当前位置:网站首页>Basics of reptile - Scratch reptile
Basics of reptile - Scratch reptile
2022-07-06 07:27:00 【Top Secret】
Catalog
1. scrapy- Environment building
2. scrapy- Climb the web - Transfer files to local
4.1 Scrapy Homework -Scrapy shell
7. pycharm Operating the database
8.1 scrapy startproject doubanmovie
8.2 Edit the container file that saves the data :items.py
8.3 Switch terminal Catalog :cd doubanmovie
8.5 To configure pipelines.py file ( To achieve persistent storage )

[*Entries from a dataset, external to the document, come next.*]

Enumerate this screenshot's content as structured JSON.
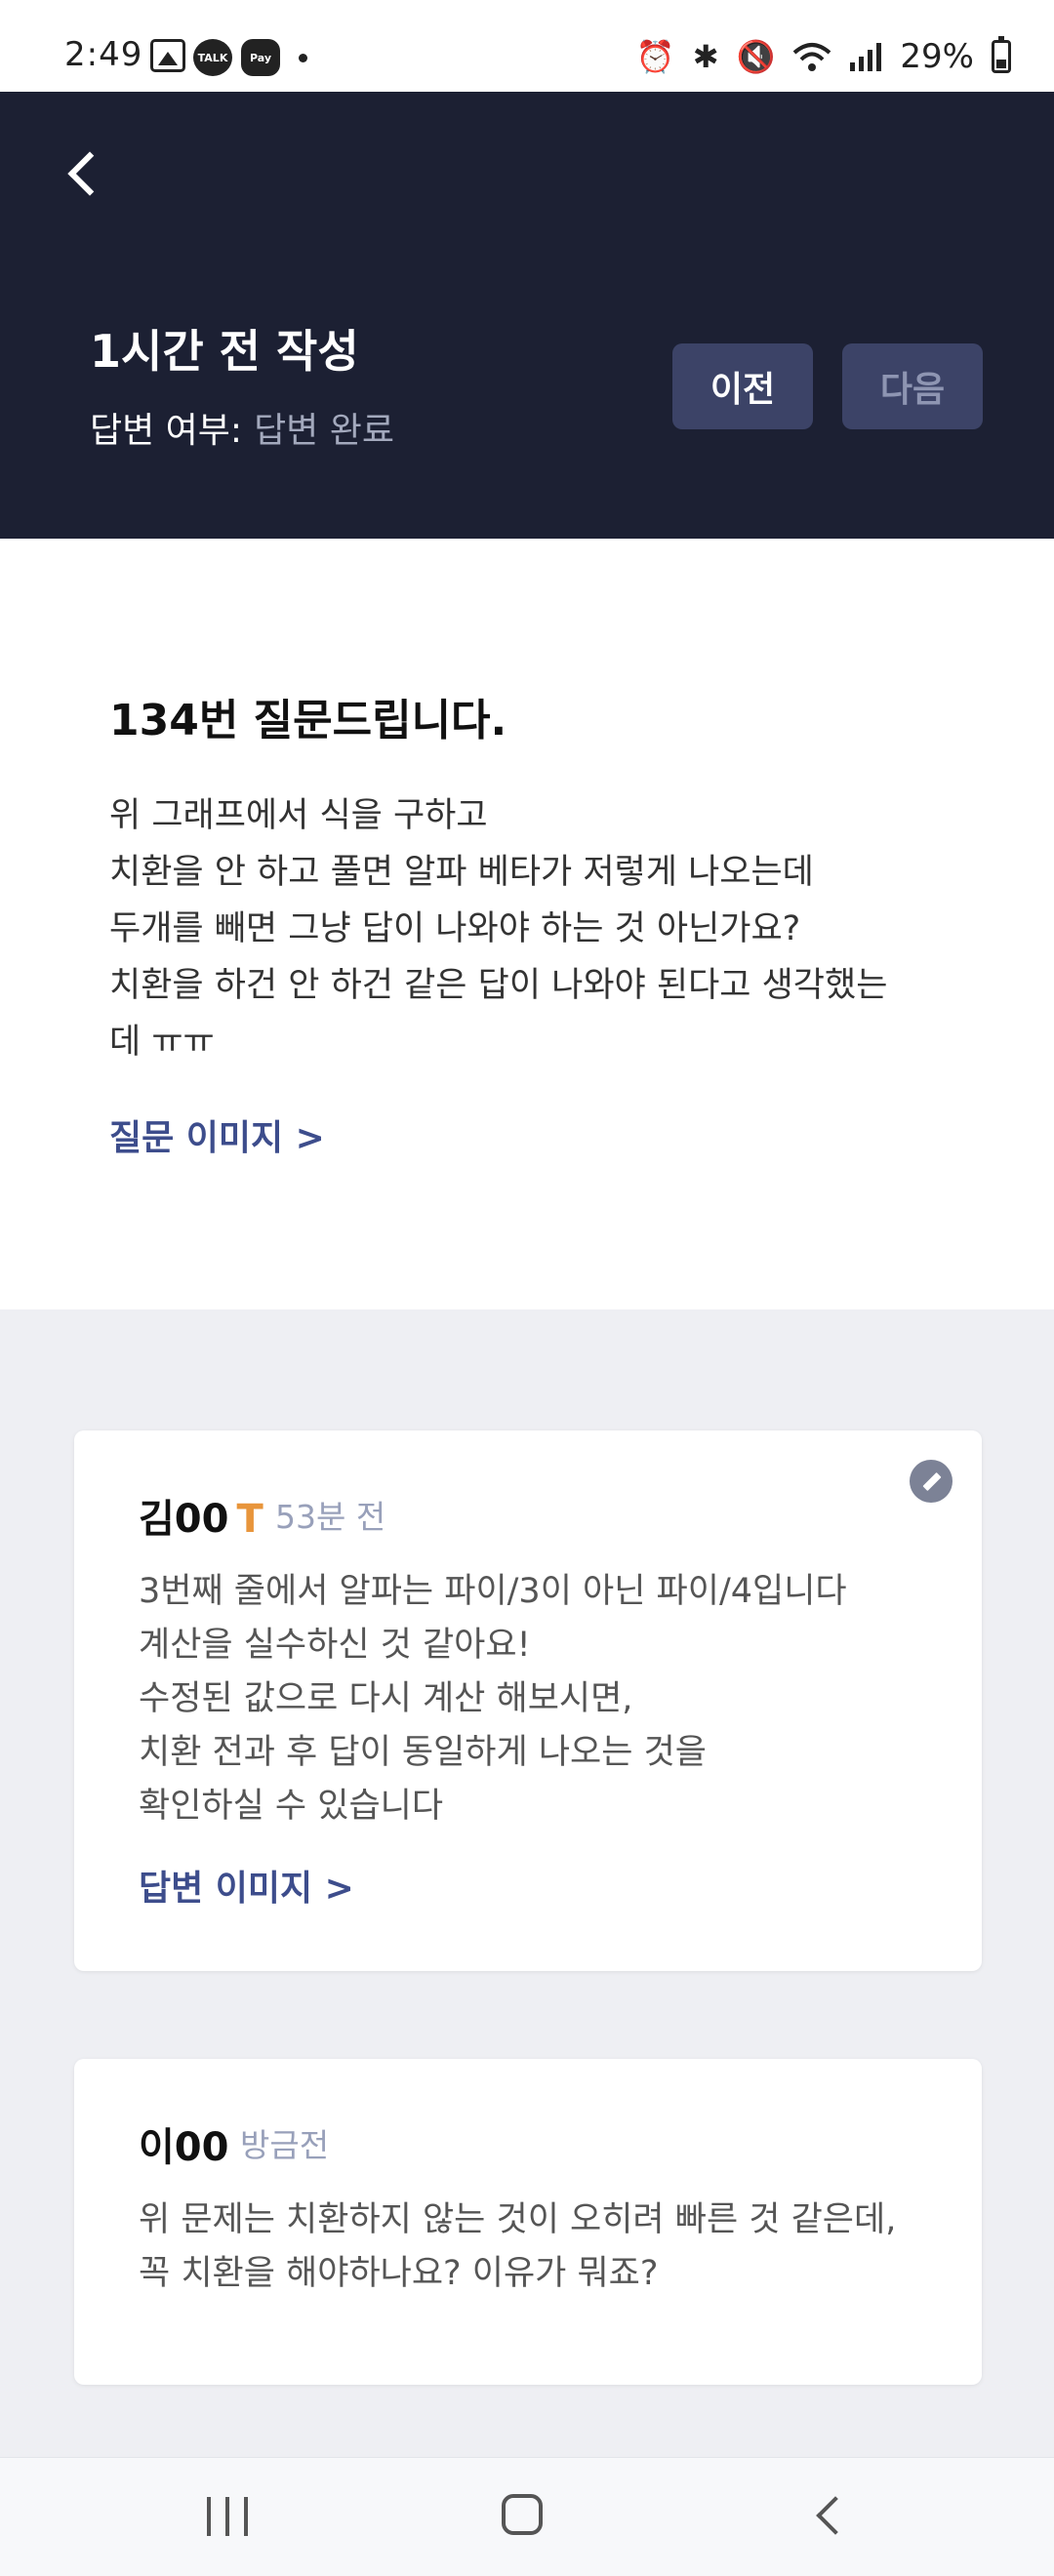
{
  "status_bar": {
    "time": "2:49",
    "talk_label": "TALK",
    "pay_label": "Pay",
    "battery": "29%",
    "icons": [
      "gallery-icon",
      "kakaotalk-icon",
      "kakaopay-icon",
      "alarm-icon",
      "bluetooth-icon",
      "mute-icon",
      "wifi-icon",
      "signal-icon",
      "battery-icon"
    ]
  },
  "header": {
    "time_label": "1시간 전 작성",
    "status_label": "답변 여부:",
    "status_value": "답변 완료",
    "prev_label": "이전",
    "next_label": "다음"
  },
  "question": {
    "title": "134번 질문드립니다.",
    "body": [
      "위 그래프에서 식을 구하고",
      "치환을 안 하고 풀면 알파 베타가 저렇게 나오는데",
      "두개를 빼면 그냥 답이 나와야 하는 것 아닌가요?",
      "치환을 하건 안 하건 같은 답이 나와야 된다고 생각했는",
      "데 ㅠㅠ"
    ],
    "image_link": "질문 이미지 >"
  },
  "answers": [
    {
      "author": "김00",
      "badge": "T",
      "time": "53분 전",
      "body": [
        "3번째 줄에서 알파는 파이/3이 아닌 파이/4입니다",
        "계산을 실수하신 것 같아요!",
        "수정된 값으로 다시 계산 해보시면,",
        "치환 전과 후 답이 동일하게 나오는 것을",
        "확인하실 수 있습니다"
      ],
      "image_link": "답변 이미지 >"
    },
    {
      "author": "이00",
      "time": "방금전",
      "body": [
        "위 문제는 치환하지 않는 것이 오히려 빠른 것 같은데,",
        "꼭 치환을 해야하나요? 이유가 뭐죠?"
      ]
    }
  ],
  "colors": {
    "header_bg": "#1c2033",
    "button_bg": "#3c4367",
    "link": "#3d4d8c",
    "badge": "#e8953b",
    "page_bg": "#eeeff3"
  }
}
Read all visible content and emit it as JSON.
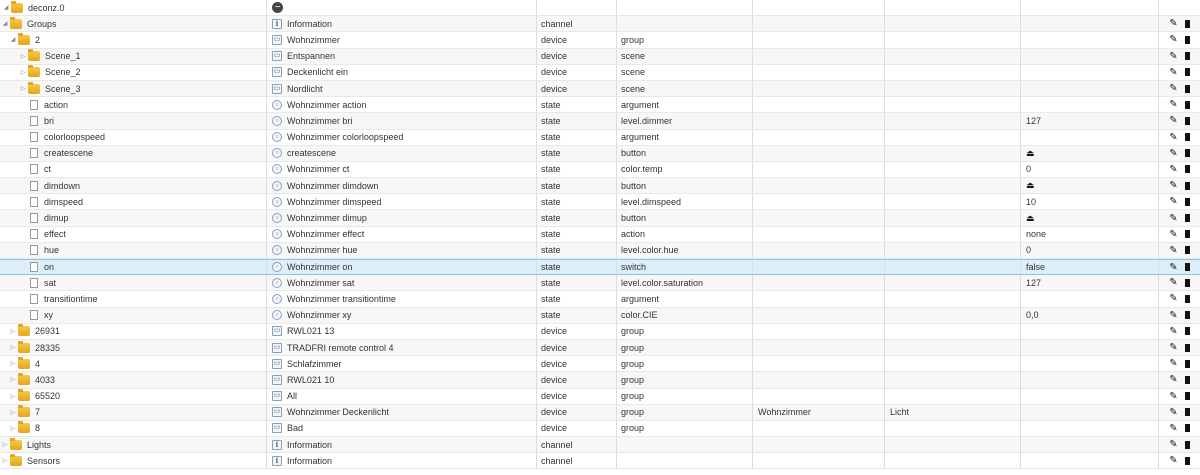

8.6 climb :scrapy crawl doubanspider
scrapy Reptiles :
1) establish scrapy project
terminal The input :scrapy startproject tutorial
Toggle directory : cd tutorial
After execution of the above order , Automatically created scrapy project
Generated the project directory -tutorial
scrapy.cfg Deployment profile
tutorial/
__init__.py Initialization file , No operation for the time being
items.py Project definition file
middlewares.py Middleware files
pipelines.py Project pipeline file
settings.py Project profile
spiders/ Crawler directory
2) Create crawler code
establish \spiders\quotes_spider.py file ( In the crawler directory spiders Create crawler file under quotes_spider.py)
Write the following :
import scrapy
class QuotesSpider(scrapy.Spider):# Must inherit scarpy.Spider class
name = 'quotes' # Crawler item unique identifier
# Create a crawler method
def start_requests(self):
urls = [
'http://quotes.toscrape.com/page/1/',
'http://quotes.toscrape.com/page/2/',
]
for url in urls:
yield scrapy.Request(url=url, callback=self.parse)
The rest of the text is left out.